Apresentar imagens de boa qualidade, com tamanho mínimo de 800 Kb para imagens em preto e branco e 1 a 2 MB para imagens em cores.

As imagens originais devem ser enviadas em arquivo separado, ainda que estejam inseridas no artigo. Se as imagens enviadas já tiverem sido publicadas, mencionar a fonte e a autorização para reprodução.

As imagens que não são de domínio público devem ter autorização do detentor do direito por escrito.

V. Procedimentos do corpo editorial e do conselho editorial/consultores

Os manuscritos deverão ser encaminhados ao corpo editorial da revista, sendo aceitos para o processo de avaliação para publicação somente os que estiverem de acordo com as orientações antes descritas. A textos que apresentem casos clínicos, pode ser solicitado termo de consentimento do paciente em questão.

Os originais, após primeira leitura anônima do corpo editorial, serão enviados para três consultores residentes em estados diferentes daquele do autor. Os consultores receberão, junto com o trabalho, um roteiro de avaliação padronizado. Eles não serão informados sobre a identidade dos autores ou sobre suas afiliações institucionais. Os autores dos manuscritos também não terão conhecimento da identidade dos consultores (duplo-cego).

Após análise dos manuscritos, os consultores emitem por escrito os seguintes pareceres: (1) aprovado; (2) aprovado com recomendações e/ou sugestões de alterações relativas à forma e/ou conteúdo; ou (3) recusado para publicação. Caberá ao corpo editorial, a partir de criteriosa análise das avaliações, a decisão final acerca da publicação ou não do manuscrito. A data de publicação do trabalho também estará a critério do corpo editorial.
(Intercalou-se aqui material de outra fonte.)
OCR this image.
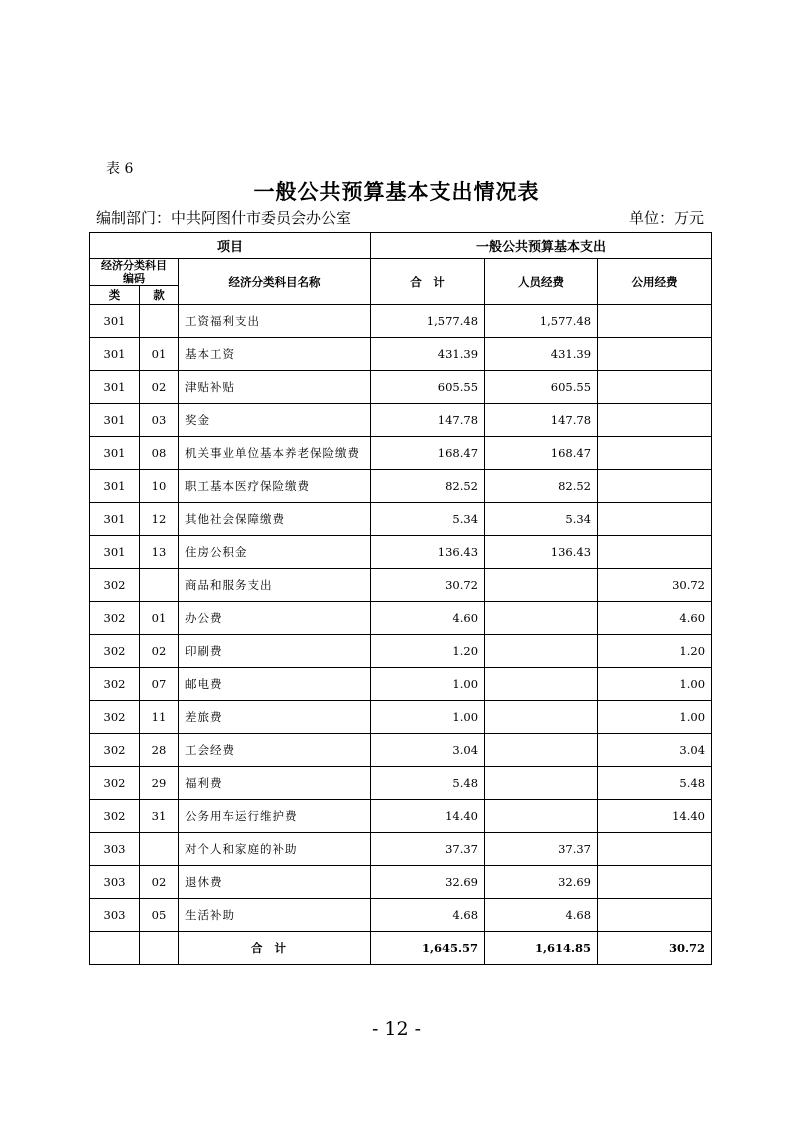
表 6
一般公共预算基本支出情况表
编制部门：中共阿图什市委员会办公室	单位：万元
项目			一般公共预算基本支出		
经济分类科目编码		经济分类科目名称	合　计	人员经费	公用经费
类	款				
301		工资福利支出	1,577.48	1,577.48	
301	01	基本工资	431.39	431.39	
301	02	津贴补贴	605.55	605.55	
301	03	奖金	147.78	147.78	
301	08	机关事业单位基本养老保险缴费	168.47	168.47	
301	10	职工基本医疗保险缴费	82.52	82.52	
301	12	其他社会保障缴费	5.34	5.34	
301	13	住房公积金	136.43	136.43	
302		商品和服务支出	30.72		30.72
302	01	办公费	4.60		4.60
302	02	印刷费	1.20		1.20
302	07	邮电费	1.00		1.00
302	11	差旅费	1.00		1.00
302	28	工会经费	3.04		3.04
302	29	福利费	5.48		5.48
302	31	公务用车运行维护费	14.40		14.40
303		对个人和家庭的补助	37.37	37.37	
303	02	退休费	32.69	32.69	
303	05	生活补助	4.68	4.68	
		合计	1,645.57	1,614.85	30.72
- 12 -
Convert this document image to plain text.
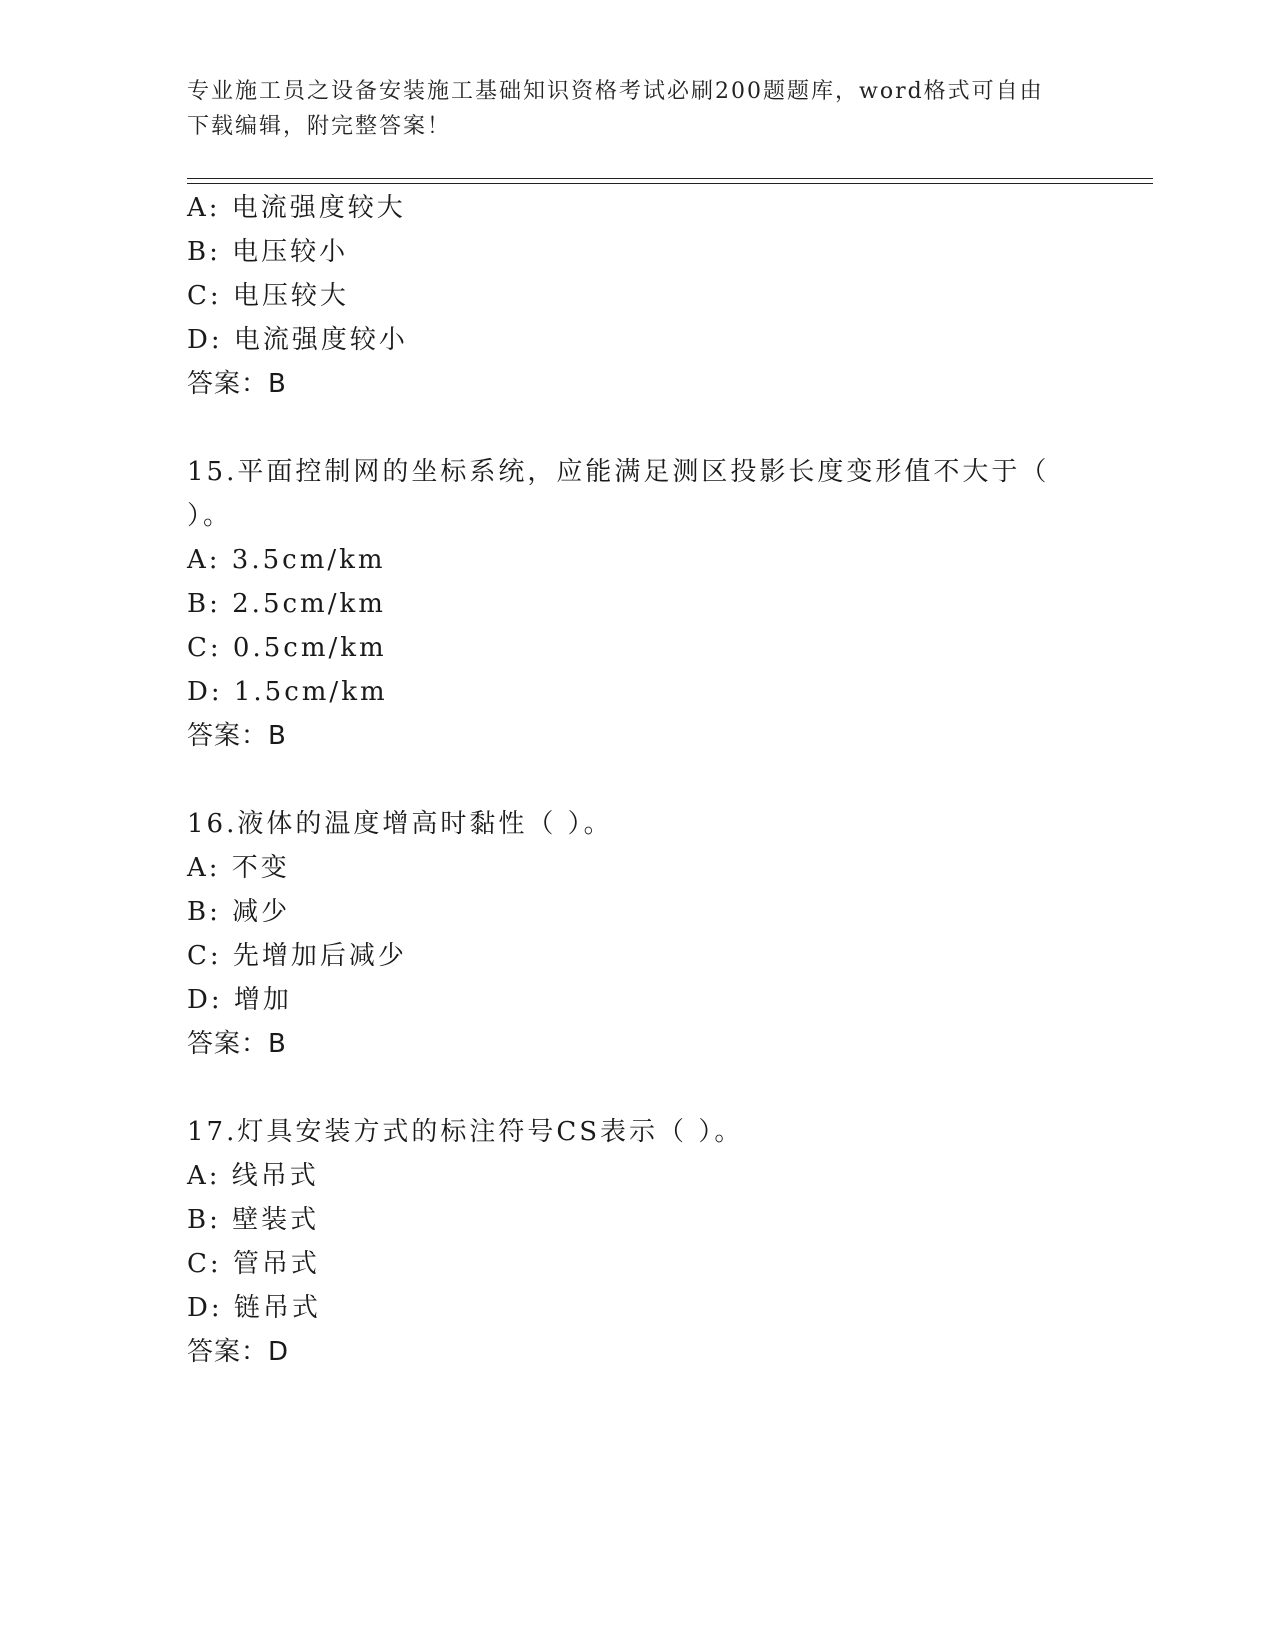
专业施工员之设备安装施工基础知识资格考试必刷200题题库，word格式可自由
下载编辑，附完整答案！
A: 电流强度较大
B: 电压较小
C: 电压较大
D: 电流强度较小
答案：B
15.平面控制网的坐标系统，应能满足测区投影长度变形值不大于（
）。
A: 3.5cm/km
B: 2.5cm/km
C: 0.5cm/km
D: 1.5cm/km
答案：B
16.液体的温度增高时黏性（ ）。
A: 不变
B: 减少
C: 先增加后减少
D: 增加
答案：B
17.灯具安装方式的标注符号CS表示（ ）。
A: 线吊式
B: 壁装式
C: 管吊式
D: 链吊式
答案：D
O corpo editorial reserva-se ainda o direito de introduzir pequenas modificações no texto aceito para publicação, com vistas a adequá-lo aos critérios de coerência, clareza, fluidez, correção gramatical e padronização editorial adotados pela revista. A exatidão das informações é de responsabilidade do autor.

Recomenda-se a todos os autores que guardem consigo uma cópia do trabalho enviado para avaliação. A Revista Brasileira de Psicanálise não se responsabilizará por devolvê-lo, mesmo no caso de artigos não aceitos para publicação.

A RBP reserva-se o direito de não tornar públicos os pareceres sobre os originais que lhe são enviados.

Os trabalhos enviados para avaliação devem ser inéditos e não poderão estar em processo de avaliação em outro meio simultaneamente.

Será resguardado o direito de aguardar um intervalo de quatro números para que o mesmo autor possa publicar outro texto na RBP.

A RBP reserva-se o direito de não publicar textos que não preservem a identidade do paciente.

 

VI. Direitos autorais

Os direitos autorais de todos os artigos publicados pertencem à Revista Brasileira de Psicanálise. A reprodução integral dos artigos em outras publicações requer autorização por escrito do corpo editorial da revista.

O corpo editorial da revista reserva-se, também, o direito de definir quais serão os bancos de dados para os quais a revista será disponibilizada em sua versão eletrônica.

[1] American Psychological Association (2010). Publication manual of the American Psychological Association (6th ed.). Washington, DC: Author.